LEGACY PROJECT QUALITY PROBLEMS AND CONSEQUENCES

One common definition of legacy software is that it is software that has been developed by someone else and handed down to new developers. According to [3] legacy software is a software without automated tests. The industry generally sees legacy software as software that is difficult to understand and modify [3].

Even though legacy software can be difficult to understand and modify, they are important to their users and have been in use for a long time. They are usually hard to replace because of the size and numerous features that have accumulated over time.

Generally, the documentation is incomplete so the features that should be in the new system cannot be easily specified. Business logic and processes exist only in the code and usually there is no other documentation of them. The knowledge would be easily lost in writing a new replacing system. Rewriting a legacy system is known to contain great risks. Exceeding the planned budget and schedule is common. Therefore, their maintenance has to be continued even if the existing software is difficult to maintain.

[1]

2.1 Common traits and quality problems in legacy projects

Legacy software often have quality problems due to their common traits: poor structure, duplicated code, poor readability, and lack of tests. Low quality makes maintenance and implementing new features difficult and error-prone, which can lead to delays in deliveries and customer dissatisfaction.

There are some common traits that most legacy projects share. One of them is poor structure. In legacy project, there have been multiple modifications, corrections and refactoring over a long period of time. The original structure is not visible anymore, and some features and methods are not in the classes or modules they should be. Some classes are too wide and contain methods that should be separated into another class.

This is due to the fact that when doing modifications developers do not usually think or know about the greater design. The developers may not be aware of the architecture, because the system is so complex that it takes time to understand the complete structure, or the system is so complex that the architecture does not exist anymore. The developers might also have insufficient knowledge of patterns and antipatterns to recognize poor

structure, and to create good structured code. There can also be schedule pressure which forces developers to do hacks. This leads to accumulating problems. Developers tend to make changes to the parts of the system they know. Those parts will then grow, and become more complex and difficult to maintain. Therefore, it is highly important to make the whole team aware of the architecture, and to assess it from time to time. [1-4]

Duplicated code is also a common trait. Duplicated code emerges, when a developer copies a part of the system that they need to another part of the system, and modify the variable names or the code a little to suit their needs. When this a modification is needed in this code, developers are forced to do the same modification to multiple parts of the system, which makes the process more error-prone. More modifications mean more risks. Duplicated code is difficult to find without an automated tool. Therefore, it is highly likely that some duplicated parts will go unnoticed, and the intended modification is not implemented in all of the duplicated parts. In the case of a defect, this means that the same defect that was corrected already, will surface in other part of the system. [4]
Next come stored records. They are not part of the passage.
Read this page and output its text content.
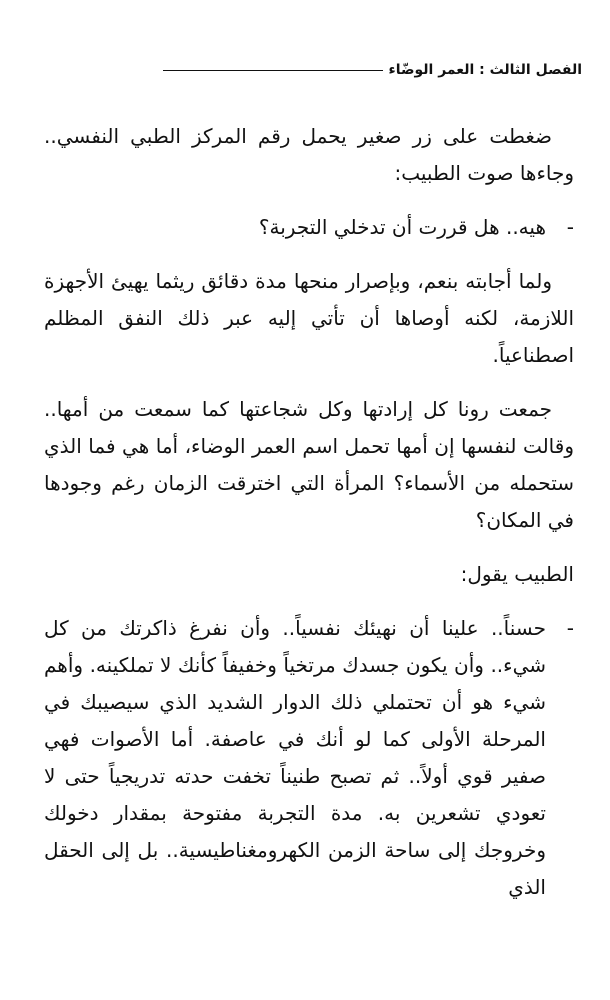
الفصل الثالث : العمر الوضّاء

ضغطت على زر صغير يحمل رقم المركز الطبي النفسي.. وجاءها صوت الطبيب:

-
هيه.. هل قررت أن تدخلي التجربة؟

ولما أجابته بنعم، وبإصرار منحها مدة دقائق ريثما يهيئ الأجهزة اللازمة، لكنه أوصاها أن تأتي إليه عبر ذلك النفق المظلم اصطناعياً.

جمعت رونا كل إرادتها وكل شجاعتها كما سمعت من أمها.. وقالت لنفسها إن أمها تحمل اسم العمر الوضاء، أما هي فما الذي ستحمله من الأسماء؟ المرأة التي اخترقت الزمان رغم وجودها في المكان؟

الطبيب يقول:

-
حسناً.. علينا أن نهيئك نفسياً.. وأن نفرغ ذاكرتك من كل شيء.. وأن يكون جسدك مرتخياً وخفيفاً كأنك لا تملكينه. وأهم شيء هو أن تحتملي ذلك الدوار الشديد الذي سيصيبك في المرحلة الأولى كما لو أنك في عاصفة. أما الأصوات فهي صفير قوي أولاً.. ثم تصبح طنيناً تخفت حدته تدريجياً حتى لا تعودي تشعرين به. مدة التجربة مفتوحة بمقدار دخولك وخروجك إلى ساحة الزمن الكهرومغناطيسية.. بل إلى الحقل الذي
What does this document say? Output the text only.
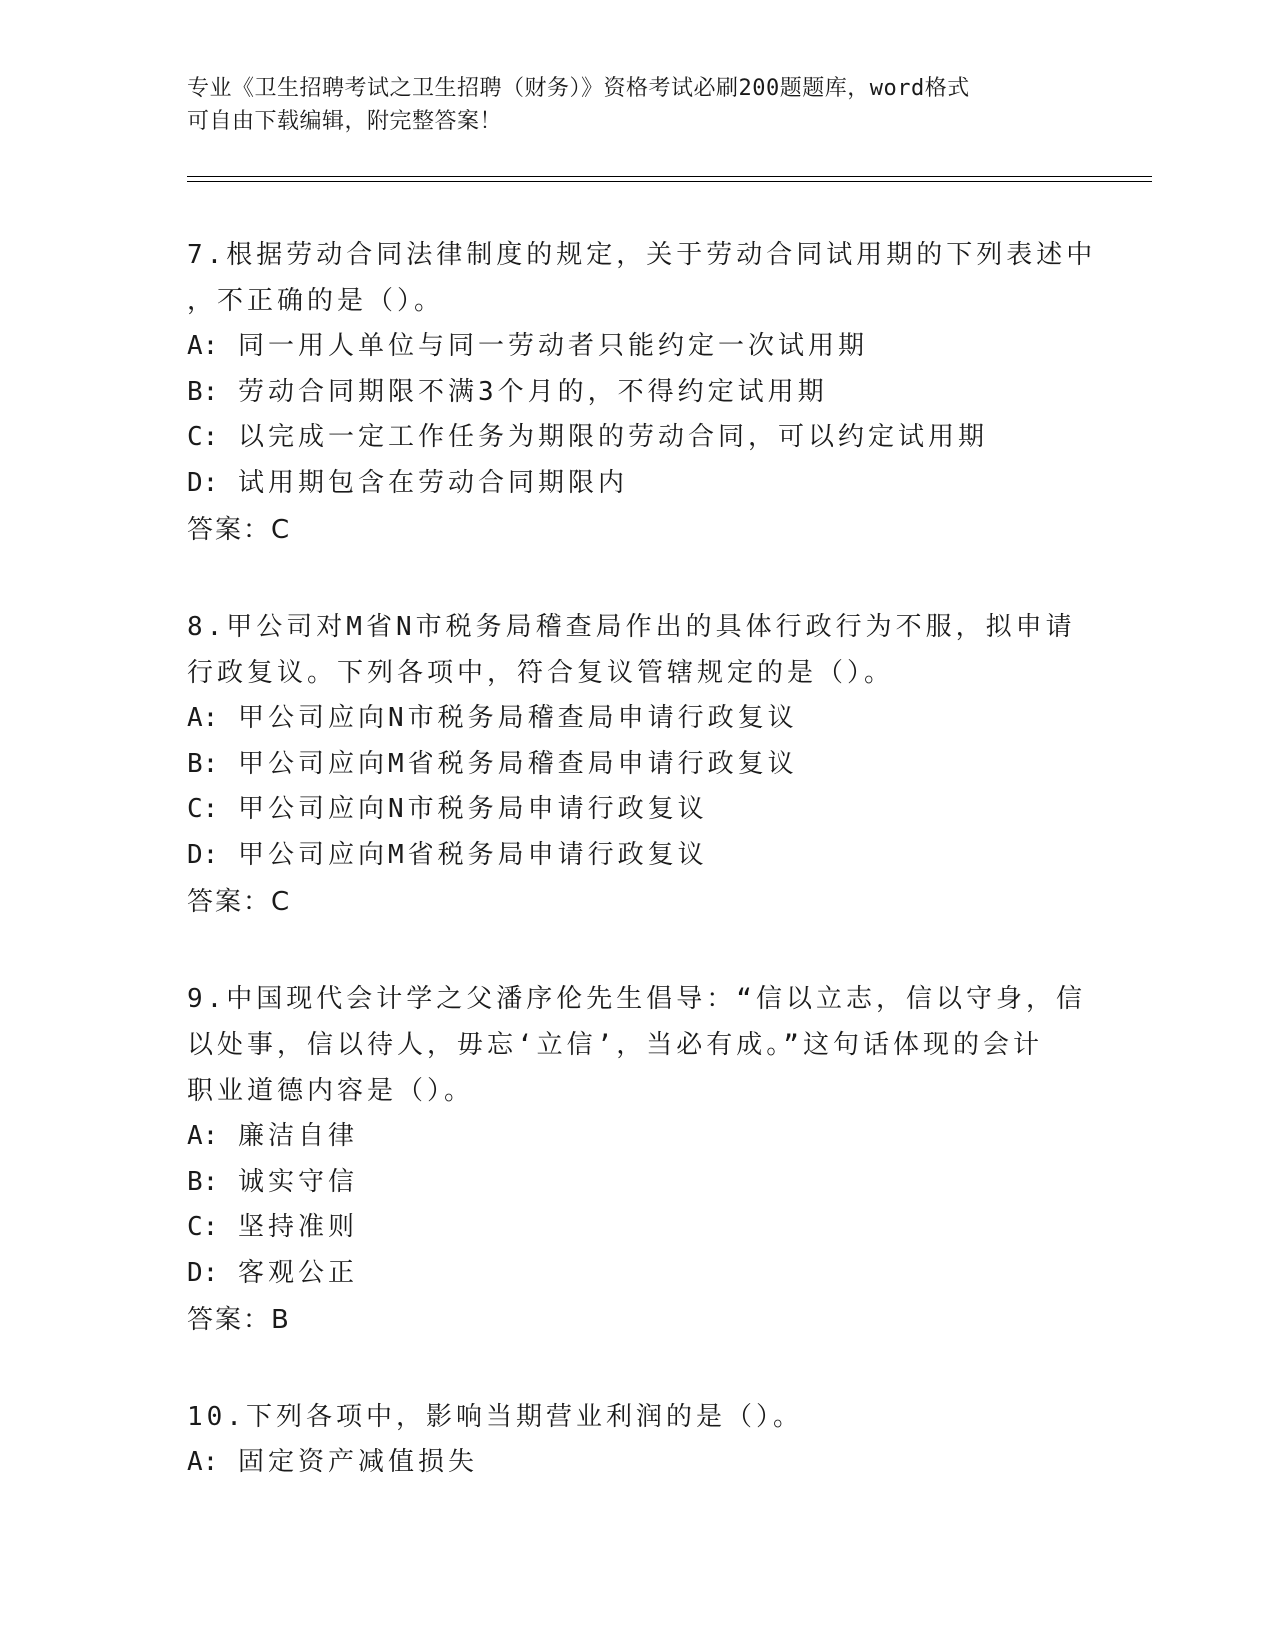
专业《卫生招聘考试之卫生招聘（财务）》资格考试必刷200题题库，word格式
可自由下载编辑，附完整答案！
7.根据劳动合同法律制度的规定，关于劳动合同试用期的下列表述中
，不正确的是（）。
A: 同一用人单位与同一劳动者只能约定一次试用期
B: 劳动合同期限不满3个月的，不得约定试用期
C: 以完成一定工作任务为期限的劳动合同，可以约定试用期
D: 试用期包含在劳动合同期限内
答案：C
8.甲公司对M省N市税务局稽查局作出的具体行政行为不服，拟申请
行政复议。下列各项中，符合复议管辖规定的是（）。
A: 甲公司应向N市税务局稽查局申请行政复议
B: 甲公司应向M省税务局稽查局申请行政复议
C: 甲公司应向N市税务局申请行政复议
D: 甲公司应向M省税务局申请行政复议
答案：C
9.中国现代会计学之父潘序伦先生倡导：“信以立志，信以守身，信
以处事，信以待人，毋忘‘立信’，当必有成。”这句话体现的会计
职业道德内容是（）。
A: 廉洁自律
B: 诚实守信
C: 坚持准则
D: 客观公正
答案：B
10.下列各项中，影响当期营业利润的是（）。
A: 固定资产减值损失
Legacy project code has been developed by multiple developers, and therefore the code contains numerous different coding styles. This forces the developer reading it to learn to understand all the different styles and the developer has to think if there is a meaning behind the style change. The code may also contain memory and performance optimizations, which makes the code more difficult to understand especially for more inexperienced developers. Long functions, poorly and inconherently named variables, unreachable code, deep nested conditional statements, and poor structure make the code difficult to read and understand. Therefore, modifications and maintenance require more time and effort. Modifications to unreadable code is also more error-prone, because complex structure and not fully understanding the code increase the probability of making a mistake. [1; 2; 4].

Other common trait in a legacy project is the lack of automated tests. The problem with not having tests is that the software cannot be verified, and therefore, it cannot be modified with confidence. Increasing quality by refactoring might introduce regression faults in the software that might not be noticed. It is also common that code without unit tests has testability problems, and therefore it is usually difficult to get units under a test harness without doing modifications. [2; 3] The lack of tests forces the company to do extensive manual testing or system level automate testing, which use a large amount of resources in people and in time. [5]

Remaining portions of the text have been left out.